Ela disse que os governos locais frequentemente realizam audiências públicas antes de aprovar projetos, permitindo que os moradores façam perguntas sobre impactos ambientais, uso de água e planejamento comunitário.
Os defensores enfatizaram que a inteligência artificial em si oferece oportunidades significativas, desde avanços médicos até educação aprimorada e pesquisa científica. O desafio, disseram, é garantir que o progresso tecnológico não venha às custas das pessoas ou do meio ambiente. “Precisamos de um compromisso igualmente ambicioso com energia renovável, administração responsável da água, transparência e participação econômica justa”, disse Burhans.

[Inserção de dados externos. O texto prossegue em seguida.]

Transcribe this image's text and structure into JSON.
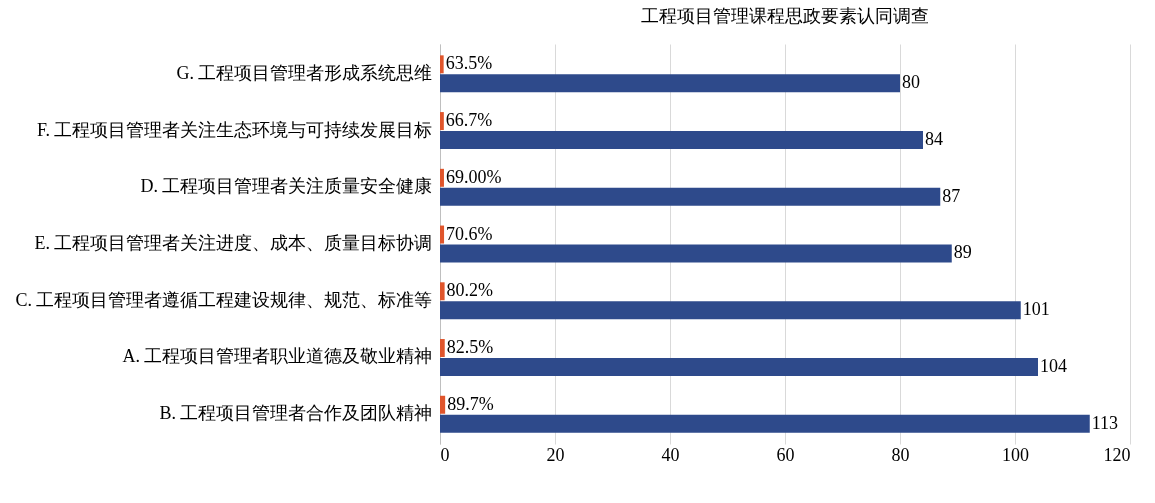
{
  "chart_data": {
    "type": "bar",
    "orientation": "horizontal",
    "title": "工程项目管理课程思政要素认同调查",
    "categories": [
      "G. 工程项目管理者形成系统思维",
      "F. 工程项目管理者关注生态环境与可持续发展目标",
      "D. 工程项目管理者关注质量安全健康",
      "E. 工程项目管理者关注进度、成本、质量目标协调",
      "C. 工程项目管理者遵循工程建设规律、规范、标准等",
      "A. 工程项目管理者职业道德及敬业精神",
      "B. 工程项目管理者合作及团队精神"
    ],
    "series": [
      {
        "color": "#e0552b",
        "values": [
          0.635,
          0.667,
          0.69,
          0.706,
          0.802,
          0.825,
          0.897
        ],
        "value_labels": [
          "63.5%",
          "66.7%",
          "69.00%",
          "70.6%",
          "80.2%",
          "82.5%",
          "89.7%"
        ]
      },
      {
        "color": "#2e4a8b",
        "values": [
          80,
          84,
          87,
          89,
          101,
          104,
          113
        ],
        "value_labels": [
          "80",
          "84",
          "87",
          "89",
          "101",
          "104",
          "113"
        ]
      }
    ],
    "xlim": [
      0,
      120
    ],
    "xticks": [
      0,
      20,
      40,
      60,
      80,
      100,
      120
    ],
    "grid": "x"
  }
}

Para os católicos, o argumento em última análise se estende além da tecnologia. “Cuidar de nossa casa comum não é apenas um ato de cuidado ambiental”, disse Burhans. “É também um ato de gratidão.” À medida que a inteligência artificial se torna uma parte cada vez mais permanente da vida diária, líderes católicos dizem que o desafio é garantir que seu desenvolvimento sirva ao bem comum enquanto respeita tanto a dignidade humana quanto a criação de Deus.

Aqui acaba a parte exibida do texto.